"Identify Password Fields" Greasemonkey script
Here's a simple user script to identify password fields .
Here's a screenshot which shows how password fields are identified with a special background pattern.
My first approach used an XPath query to find all the password fields and add a special CSS class to their className. Then I discovered one of many CSS selector tricks, which turns this script into a one-line CSS rule: input[type='password'] { background-image: url(data:xxx) }.
The data: url simply is a small gif with a transparent background, that can be tiled nicely.
Password Composer:
You should also give Johannes la Poutré's Password Composer user script a try. It's the Greasemonkey reincarnation of Nick Wolff's "Generate Password" bookmarklet, with an improved interface too (no popup, the generation occurs inline in the page).
The concept is that each site's password gets generated using some hash function, based on a master password (only password you need to remember and type when you want to log in somewhere) and the domain name of the site.
The main problem I see with this approach is it doesn't allow you to generate new passwords if you need to deprecate the old one. It seems the hashing should take a "password version" as an additional input, but then you have the problem of remembering which version you used for each site...

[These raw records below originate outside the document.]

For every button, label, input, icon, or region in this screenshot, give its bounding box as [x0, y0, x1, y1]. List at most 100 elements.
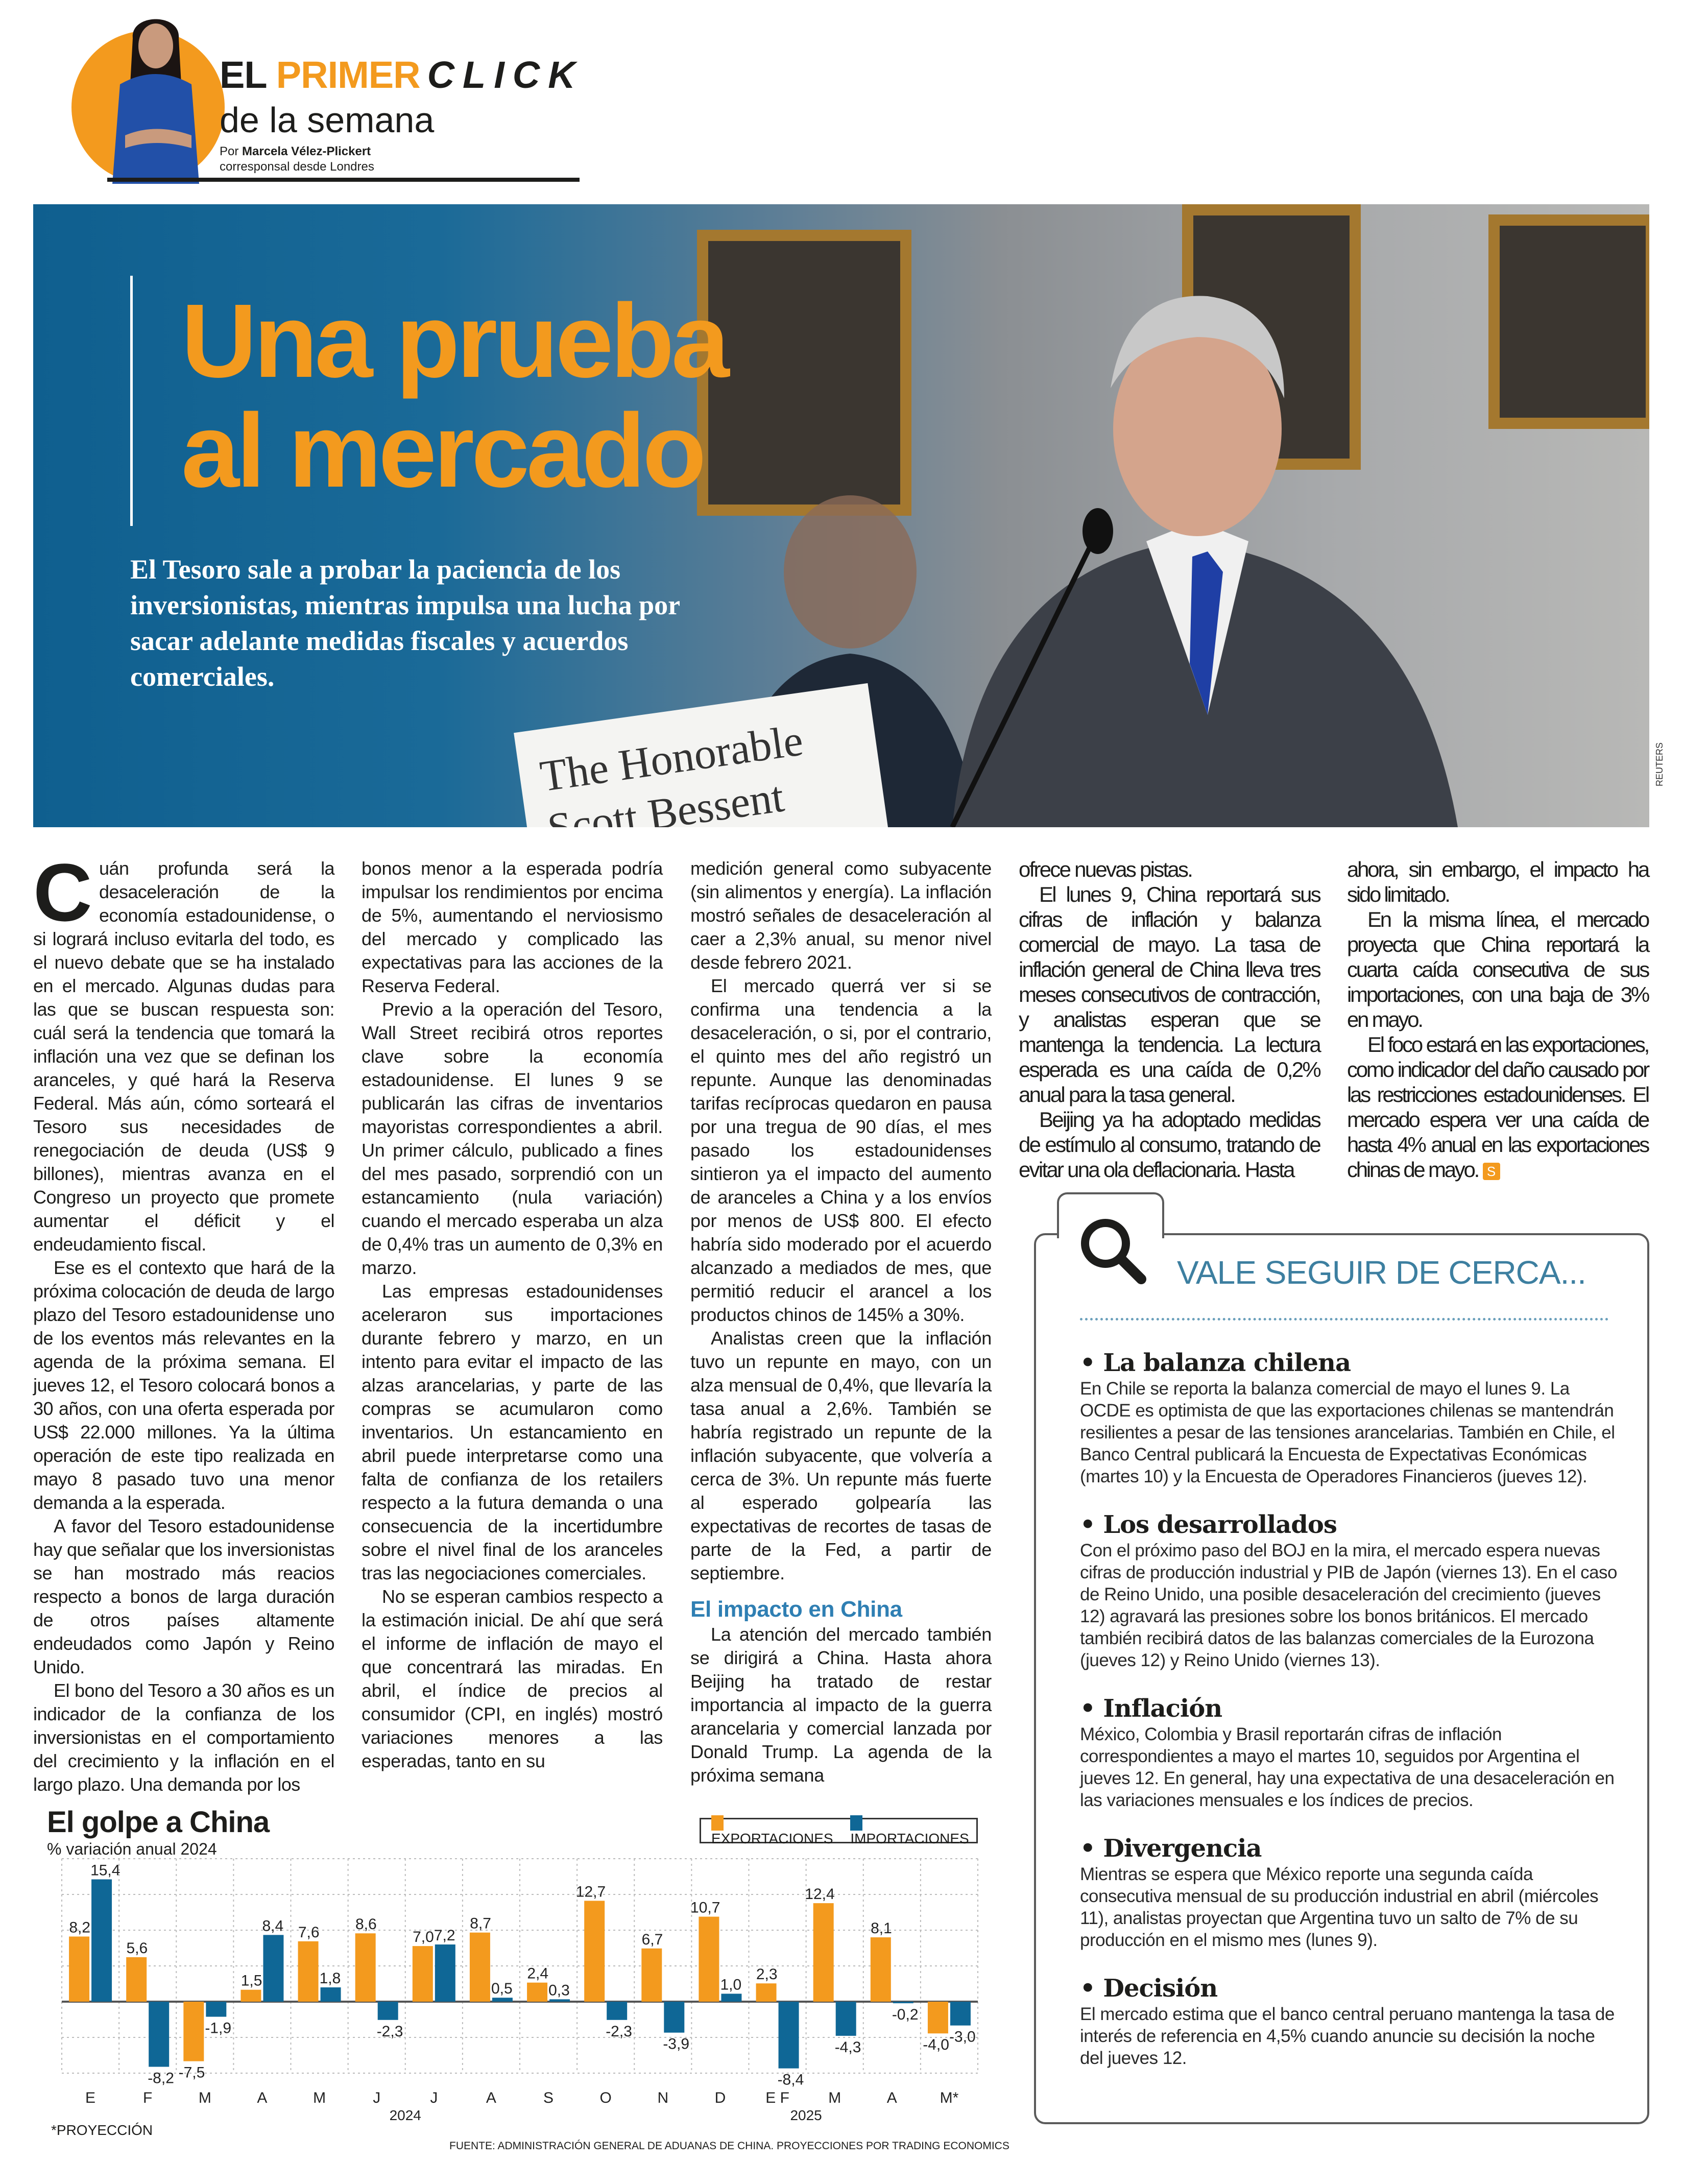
paragraph: bonos menor a la esperada podría impulsa… [362, 858, 663, 996]
chart-legend: EXPORTACIONES IMPORTACIONES [700, 1815, 978, 1847]
paragraph: Las empresas estadounidenses aceleraron … [362, 1281, 663, 1583]
bar-imports [835, 2002, 856, 2036]
author-name: Marcela Vélez-Plickert [242, 145, 371, 158]
watch-item: • La balanza chilena En Chile se reporta … [1080, 1348, 1621, 1487]
headline-line1: Una prueba [181, 282, 730, 399]
bar-imports [607, 2002, 628, 2020]
watch-item: • Decisión El mercado estima que el banco… [1080, 1974, 1621, 2069]
watch-item-body: Mientras se espera que México reporte un… [1080, 1864, 1599, 1950]
x-tick-label: D [715, 2089, 726, 2106]
data-label: 8,4 [262, 1917, 283, 1934]
watch-item-title: • Inflación [1080, 1694, 1222, 1723]
data-label: 8,1 [871, 1920, 892, 1937]
data-label: 7,0 [413, 1929, 434, 1945]
watch-item-title-text: La balanza chilena [1103, 1349, 1351, 1377]
data-label: 1,8 [320, 1970, 341, 1987]
watch-list-box [1034, 1233, 1649, 2124]
watch-item-title: • Decisión [1080, 1974, 1218, 2003]
watch-list: • La balanza chilena En Chile se reporta … [1080, 1348, 1621, 2069]
column-brand-title: EL PRIMER CLICK [220, 54, 584, 97]
watch-item: • Los desarrollados Con el próximo paso d… [1080, 1510, 1621, 1671]
bar-exports [756, 1983, 777, 2002]
x-tick-label: O [600, 2089, 612, 2106]
paragraph: A favor del Tesoro estadounidense hay qu… [33, 1516, 335, 1677]
bar-imports [778, 2002, 799, 2069]
data-label: 12,7 [576, 1883, 606, 1900]
dotted-divider [1080, 1318, 1608, 1320]
bar-imports [377, 2002, 398, 2020]
data-label: 0,3 [548, 1982, 570, 1999]
paragraph: El bono del Tesoro a 30 años es un indic… [33, 1680, 335, 1795]
data-label: 7,2 [434, 1927, 455, 1944]
x-tick-label: A [486, 2089, 496, 2106]
data-label: 6,7 [642, 1931, 663, 1948]
paragraph: El mercado querrá ver si se confirma una… [690, 975, 992, 1325]
x-tick-label: A [887, 2089, 897, 2106]
data-label: -4,0 [923, 2036, 949, 2053]
paragraph: Beijing ya ha adoptado medidas de estímu… [1019, 1108, 1321, 1182]
bar-exports [355, 1933, 376, 2002]
bar-exports [69, 1936, 90, 2002]
x-tick-label: N [657, 2089, 668, 2106]
data-label: 8,7 [470, 1915, 491, 1932]
data-label: -1,9 [205, 2020, 231, 2037]
paragraph: El lunes 9, China reportará sus cifras d… [1019, 882, 1321, 1107]
bar-exports [240, 1989, 261, 2002]
x-tick-label: S [543, 2089, 554, 2106]
bar-imports [320, 1987, 341, 2002]
data-label: -8,2 [148, 2070, 174, 2087]
chart-source: FUENTE: ADMINISTRACIÓN GENERAL DE ADUANA… [449, 2140, 1009, 2152]
article-column-4: ofrece nuevas pistas. El lunes 9, China … [1019, 857, 1321, 1182]
data-label: 10,7 [690, 1900, 720, 1916]
x-tick-label: J [373, 2089, 380, 2106]
x-tick-label: E F [765, 2089, 789, 2106]
data-label: 1,5 [241, 1973, 262, 1989]
box-tab [1057, 1192, 1164, 1238]
watch-item-title-text: Los desarrollados [1103, 1510, 1337, 1539]
year-label: 2025 [790, 2107, 822, 2123]
legend-item-imports: IMPORTACIONES [850, 1814, 976, 1847]
data-label: 1,0 [720, 1976, 741, 1993]
article-column-5: ahora, sin embargo, el impacto ha sido l… [1347, 857, 1650, 1182]
bar-exports [870, 1937, 891, 2002]
watch-item-title: • La balanza chilena [1080, 1349, 1351, 1377]
bar-exports [813, 1903, 834, 2002]
x-tick-label: M* [940, 2089, 959, 2106]
hero-photo: The Honorable Scott Bessent Una prueba a… [33, 204, 1649, 827]
bar-chart: 8,2 5,6 -7,5 1,5 7,6 8,6 7,0 8,7 2,4 12,7 6,7 10,7 2… [61, 1858, 978, 2123]
chart-footnote: *PROYECCIÓN [51, 2122, 153, 2138]
data-label: -0,2 [892, 2006, 919, 2023]
x-tick-label: M [313, 2089, 326, 2106]
data-label: 0,5 [491, 1980, 513, 1997]
legend-label: EXPORTACIONES [711, 1831, 833, 1847]
headline: Una prueba al mercado [181, 282, 730, 506]
brand-primer: PRIMER [276, 54, 421, 96]
bar-exports [469, 1932, 490, 2002]
chart-subtitle: % variación anual 2024 [47, 1840, 217, 1858]
bar-exports [126, 1957, 147, 2002]
paragraph: En la misma línea, el mercado proyecta q… [1347, 907, 1650, 1031]
end-mark-icon: S [1482, 1162, 1500, 1180]
watch-item-title-text: Divergencia [1103, 1834, 1262, 1863]
author-photo [112, 19, 199, 184]
x-tick-label: F [143, 2089, 152, 2106]
watch-item: • Divergencia Mientras se espera que Méxi… [1080, 1834, 1621, 1951]
bar-imports [206, 2002, 227, 2017]
data-label: 5,6 [126, 1940, 148, 1957]
data-label: -3,9 [663, 2036, 689, 2053]
header-divider [107, 178, 580, 182]
bar-exports [584, 1901, 605, 2002]
data-label: -3,0 [949, 2029, 976, 2046]
data-label: 12,4 [805, 1886, 834, 1903]
watch-item-title: • Divergencia [1080, 1834, 1262, 1863]
bar-imports [149, 2002, 170, 2067]
legend-swatch [711, 1815, 724, 1831]
data-label: -7,5 [179, 2064, 205, 2081]
x-tick-label: M [199, 2089, 211, 2106]
paragraph: No se esperan cambios respecto a la esti… [362, 1586, 663, 1771]
subheading: El impacto en China [690, 1597, 902, 1622]
legend-label: IMPORTACIONES [850, 1831, 969, 1847]
photo-credit: REUTERS [1654, 742, 1665, 786]
watch-item-body: Con el próximo paso del BOJ en la mira, … [1080, 1541, 1618, 1670]
paragraph: La atención del mercado también se dirig… [690, 1624, 992, 1786]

Anyways, I'm too lazy to change my passwords at so many sites ;-)
It'd be cool if the script could also find out the contrast color and choose the image accordingly. You can make 2-4 images with different color stripes. Or you could also maybe set the border around .
Posted by: Hunox (May 11, 2005 03:55 PM) ______________________________________That attribute selector is actually part of CSS2: http://www.w3.org/TR/REC-CSS2/selector.html . It's one of the many nice things you can use when you don't have to worry about building lots of crutches to support explorer (a category which greasemonkey development easily falls under).